31.01.2012 ob 15:00 / P4
Prof. Wolfram Burgard
Univerza v Freiburgu
Povzetek predavanja
Probabilistic approaches have been discovered as one of the most powerful approaches to highly relevant problems in mobile robotics including robot state estimation and localization. Major challenges in the context of probabilistic algorithms for mobile robot navigation lie in the questions of how to deal with highly complex state estimation problems and how to control the robot so that it efficiently carries out its task. In this talk, I will discuss both aspects and present recently developed techniques for efficiently learning a map of an unknown environment with a mobile robot using particle filters. I will also describe how the complexity of this state estimation problem can be reduced by actively controlling the vehicle.

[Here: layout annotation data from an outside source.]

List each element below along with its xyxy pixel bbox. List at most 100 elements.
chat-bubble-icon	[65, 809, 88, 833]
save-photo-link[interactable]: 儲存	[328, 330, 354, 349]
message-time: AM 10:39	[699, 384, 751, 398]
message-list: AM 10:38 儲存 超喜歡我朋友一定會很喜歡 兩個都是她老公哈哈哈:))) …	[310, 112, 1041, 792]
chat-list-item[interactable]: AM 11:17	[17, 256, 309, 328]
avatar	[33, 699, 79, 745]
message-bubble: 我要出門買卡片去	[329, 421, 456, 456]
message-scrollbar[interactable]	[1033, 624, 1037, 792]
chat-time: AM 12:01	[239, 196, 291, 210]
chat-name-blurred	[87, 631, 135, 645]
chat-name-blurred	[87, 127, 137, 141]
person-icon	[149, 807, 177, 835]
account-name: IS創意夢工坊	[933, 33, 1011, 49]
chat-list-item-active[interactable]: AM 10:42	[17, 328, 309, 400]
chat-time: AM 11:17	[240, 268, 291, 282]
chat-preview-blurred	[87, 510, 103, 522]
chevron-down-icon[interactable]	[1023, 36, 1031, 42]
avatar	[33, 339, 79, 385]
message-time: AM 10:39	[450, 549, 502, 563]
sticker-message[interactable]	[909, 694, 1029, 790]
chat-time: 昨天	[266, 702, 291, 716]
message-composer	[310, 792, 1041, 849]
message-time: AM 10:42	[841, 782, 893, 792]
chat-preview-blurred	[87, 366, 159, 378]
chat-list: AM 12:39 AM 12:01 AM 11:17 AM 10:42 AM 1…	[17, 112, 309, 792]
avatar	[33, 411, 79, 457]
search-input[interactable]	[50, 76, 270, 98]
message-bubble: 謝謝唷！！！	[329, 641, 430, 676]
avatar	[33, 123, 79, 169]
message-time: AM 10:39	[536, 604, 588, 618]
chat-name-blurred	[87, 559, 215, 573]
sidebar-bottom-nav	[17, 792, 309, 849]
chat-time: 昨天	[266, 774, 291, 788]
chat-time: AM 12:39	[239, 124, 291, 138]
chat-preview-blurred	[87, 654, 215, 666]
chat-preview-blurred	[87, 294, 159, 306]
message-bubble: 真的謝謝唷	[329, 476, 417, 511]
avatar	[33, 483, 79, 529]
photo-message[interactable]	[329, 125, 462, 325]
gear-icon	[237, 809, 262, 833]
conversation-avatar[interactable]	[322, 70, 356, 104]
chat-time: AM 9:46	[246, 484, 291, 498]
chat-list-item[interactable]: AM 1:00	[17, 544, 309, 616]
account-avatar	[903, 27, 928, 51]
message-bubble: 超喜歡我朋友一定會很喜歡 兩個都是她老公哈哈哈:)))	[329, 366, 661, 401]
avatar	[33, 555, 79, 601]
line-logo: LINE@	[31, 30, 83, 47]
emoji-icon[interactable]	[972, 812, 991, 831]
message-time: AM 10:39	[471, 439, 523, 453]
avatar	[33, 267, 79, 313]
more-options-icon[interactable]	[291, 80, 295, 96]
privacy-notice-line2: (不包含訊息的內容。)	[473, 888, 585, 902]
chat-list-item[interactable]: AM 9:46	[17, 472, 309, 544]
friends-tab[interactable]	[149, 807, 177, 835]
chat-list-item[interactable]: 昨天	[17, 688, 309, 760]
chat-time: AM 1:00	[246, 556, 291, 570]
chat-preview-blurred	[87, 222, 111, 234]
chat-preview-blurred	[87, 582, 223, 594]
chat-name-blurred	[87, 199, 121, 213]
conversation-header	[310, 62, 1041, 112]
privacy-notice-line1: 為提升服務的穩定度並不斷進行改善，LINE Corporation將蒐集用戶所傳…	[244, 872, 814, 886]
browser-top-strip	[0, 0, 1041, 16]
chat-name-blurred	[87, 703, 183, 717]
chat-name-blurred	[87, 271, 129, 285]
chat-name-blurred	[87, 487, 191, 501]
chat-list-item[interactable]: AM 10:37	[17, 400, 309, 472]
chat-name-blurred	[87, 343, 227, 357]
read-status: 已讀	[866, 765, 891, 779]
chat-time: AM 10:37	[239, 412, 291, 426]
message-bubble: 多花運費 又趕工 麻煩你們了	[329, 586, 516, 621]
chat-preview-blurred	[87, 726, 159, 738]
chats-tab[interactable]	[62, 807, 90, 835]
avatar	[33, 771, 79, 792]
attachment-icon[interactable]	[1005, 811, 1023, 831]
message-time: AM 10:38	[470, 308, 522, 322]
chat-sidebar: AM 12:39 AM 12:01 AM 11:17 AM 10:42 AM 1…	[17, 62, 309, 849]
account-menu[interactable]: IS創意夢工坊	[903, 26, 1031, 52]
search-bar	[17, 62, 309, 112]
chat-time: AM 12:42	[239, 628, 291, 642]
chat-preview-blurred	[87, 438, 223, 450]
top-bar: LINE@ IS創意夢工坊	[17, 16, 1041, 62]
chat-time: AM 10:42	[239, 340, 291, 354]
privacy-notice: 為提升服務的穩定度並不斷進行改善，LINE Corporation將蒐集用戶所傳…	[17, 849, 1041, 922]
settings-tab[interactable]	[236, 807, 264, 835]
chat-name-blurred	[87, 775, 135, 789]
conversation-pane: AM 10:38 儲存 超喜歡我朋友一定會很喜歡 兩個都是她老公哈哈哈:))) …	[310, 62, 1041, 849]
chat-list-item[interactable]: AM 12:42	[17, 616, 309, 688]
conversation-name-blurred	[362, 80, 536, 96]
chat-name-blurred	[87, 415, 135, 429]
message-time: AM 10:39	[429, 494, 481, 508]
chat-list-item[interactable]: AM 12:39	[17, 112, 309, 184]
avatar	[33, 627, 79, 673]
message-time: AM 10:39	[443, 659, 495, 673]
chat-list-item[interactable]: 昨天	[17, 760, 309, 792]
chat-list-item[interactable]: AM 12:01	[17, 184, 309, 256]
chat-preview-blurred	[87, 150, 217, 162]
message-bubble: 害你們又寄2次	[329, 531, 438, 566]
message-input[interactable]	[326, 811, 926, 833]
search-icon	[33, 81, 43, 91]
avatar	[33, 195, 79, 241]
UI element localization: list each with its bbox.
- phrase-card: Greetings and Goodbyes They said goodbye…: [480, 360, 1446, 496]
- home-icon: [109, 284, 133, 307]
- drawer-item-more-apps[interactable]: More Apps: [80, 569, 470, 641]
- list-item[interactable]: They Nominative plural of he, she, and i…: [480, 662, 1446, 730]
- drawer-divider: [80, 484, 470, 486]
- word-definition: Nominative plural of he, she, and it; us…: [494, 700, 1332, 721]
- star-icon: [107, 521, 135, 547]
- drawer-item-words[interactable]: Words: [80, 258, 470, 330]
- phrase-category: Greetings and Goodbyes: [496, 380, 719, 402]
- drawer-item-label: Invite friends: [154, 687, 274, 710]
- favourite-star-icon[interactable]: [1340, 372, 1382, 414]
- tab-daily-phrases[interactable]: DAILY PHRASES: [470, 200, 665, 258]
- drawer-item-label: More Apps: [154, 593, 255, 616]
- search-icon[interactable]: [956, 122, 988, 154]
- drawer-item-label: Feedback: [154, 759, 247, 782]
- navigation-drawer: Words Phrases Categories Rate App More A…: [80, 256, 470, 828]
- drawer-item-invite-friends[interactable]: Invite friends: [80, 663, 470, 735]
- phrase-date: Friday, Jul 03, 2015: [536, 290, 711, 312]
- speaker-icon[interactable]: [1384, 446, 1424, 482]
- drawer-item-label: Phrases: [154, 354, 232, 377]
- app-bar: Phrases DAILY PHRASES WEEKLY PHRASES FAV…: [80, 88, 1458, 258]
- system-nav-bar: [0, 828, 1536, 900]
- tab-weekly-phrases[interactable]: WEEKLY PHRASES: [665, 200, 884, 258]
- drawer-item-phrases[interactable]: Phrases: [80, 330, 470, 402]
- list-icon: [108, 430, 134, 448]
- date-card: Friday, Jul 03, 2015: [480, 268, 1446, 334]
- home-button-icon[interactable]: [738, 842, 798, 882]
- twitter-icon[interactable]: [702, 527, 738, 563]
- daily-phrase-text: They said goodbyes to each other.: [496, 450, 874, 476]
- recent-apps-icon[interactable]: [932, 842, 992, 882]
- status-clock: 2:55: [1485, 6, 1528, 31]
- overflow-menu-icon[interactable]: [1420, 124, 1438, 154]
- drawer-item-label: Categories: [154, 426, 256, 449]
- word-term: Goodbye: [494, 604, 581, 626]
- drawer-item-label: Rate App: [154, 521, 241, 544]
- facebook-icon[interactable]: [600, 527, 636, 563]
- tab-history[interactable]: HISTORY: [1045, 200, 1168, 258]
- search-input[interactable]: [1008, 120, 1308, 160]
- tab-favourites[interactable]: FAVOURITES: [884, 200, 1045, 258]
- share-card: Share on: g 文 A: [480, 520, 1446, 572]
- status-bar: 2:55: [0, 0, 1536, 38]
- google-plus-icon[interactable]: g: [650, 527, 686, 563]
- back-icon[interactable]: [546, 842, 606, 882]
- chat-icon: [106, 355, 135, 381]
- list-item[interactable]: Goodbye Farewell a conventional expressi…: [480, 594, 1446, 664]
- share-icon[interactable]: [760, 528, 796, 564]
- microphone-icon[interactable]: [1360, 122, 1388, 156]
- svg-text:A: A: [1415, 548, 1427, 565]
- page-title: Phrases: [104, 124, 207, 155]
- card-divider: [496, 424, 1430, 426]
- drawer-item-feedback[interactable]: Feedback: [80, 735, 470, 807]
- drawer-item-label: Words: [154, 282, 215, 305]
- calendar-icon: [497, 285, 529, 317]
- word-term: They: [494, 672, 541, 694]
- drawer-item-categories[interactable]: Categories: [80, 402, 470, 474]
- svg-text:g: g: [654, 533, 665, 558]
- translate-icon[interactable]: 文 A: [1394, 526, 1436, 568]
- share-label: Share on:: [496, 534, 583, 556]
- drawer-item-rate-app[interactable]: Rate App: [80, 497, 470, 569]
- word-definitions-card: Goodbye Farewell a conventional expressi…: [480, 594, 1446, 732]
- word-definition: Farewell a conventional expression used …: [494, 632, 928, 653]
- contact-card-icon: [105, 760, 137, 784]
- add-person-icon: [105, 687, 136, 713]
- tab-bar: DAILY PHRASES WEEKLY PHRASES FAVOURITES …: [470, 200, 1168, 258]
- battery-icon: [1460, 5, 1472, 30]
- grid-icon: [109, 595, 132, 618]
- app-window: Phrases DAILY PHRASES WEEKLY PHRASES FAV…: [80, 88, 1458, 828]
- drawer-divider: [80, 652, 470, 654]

For all algorithms I will present experimental results that have been obtained with mobile robots in real-world environments using range sensors and cameras. I will conclude the presentation with a discussion of open issues and potential directions for future research.
O predavatelju
Prof. Burgard is a professor for computer science and head of the research lab for Autonomous Intelligent Systems, Institut für Informatik, Faculty for Applied Sciences, Albert-Ludwigs-Universität Freiburg, Germany. His areas of interest lie in artificial intelligence and mobile robots. His research mainly focuses on the development of robust and adaptive techniques for state estimation and control. Over the past years he and his group have developed a series of innovative probabilistic techniques for robot navigation and control. They cover different aspects such as localization, map-building, SLAM, path-planning, exploration, and several other aspects. He was involved in deployment of several interactive mobile tour-guide robots that operated autonomously in museums and trade shows, including the first of its kind in 1997. In 2008 he and his group developed an approach that allowed a car to autonomously navigate and park itself. Prof. Burgard has published over 250 papers and articles in robotic conferences and journals. He co-authored two books in 2005, Principles of Robot Motion – Theory, Algorithms, and Implementations, and Probabilistic Robotics, that deal with topics such as robot-oriented planning and robot sensory perception in face of uncertainty.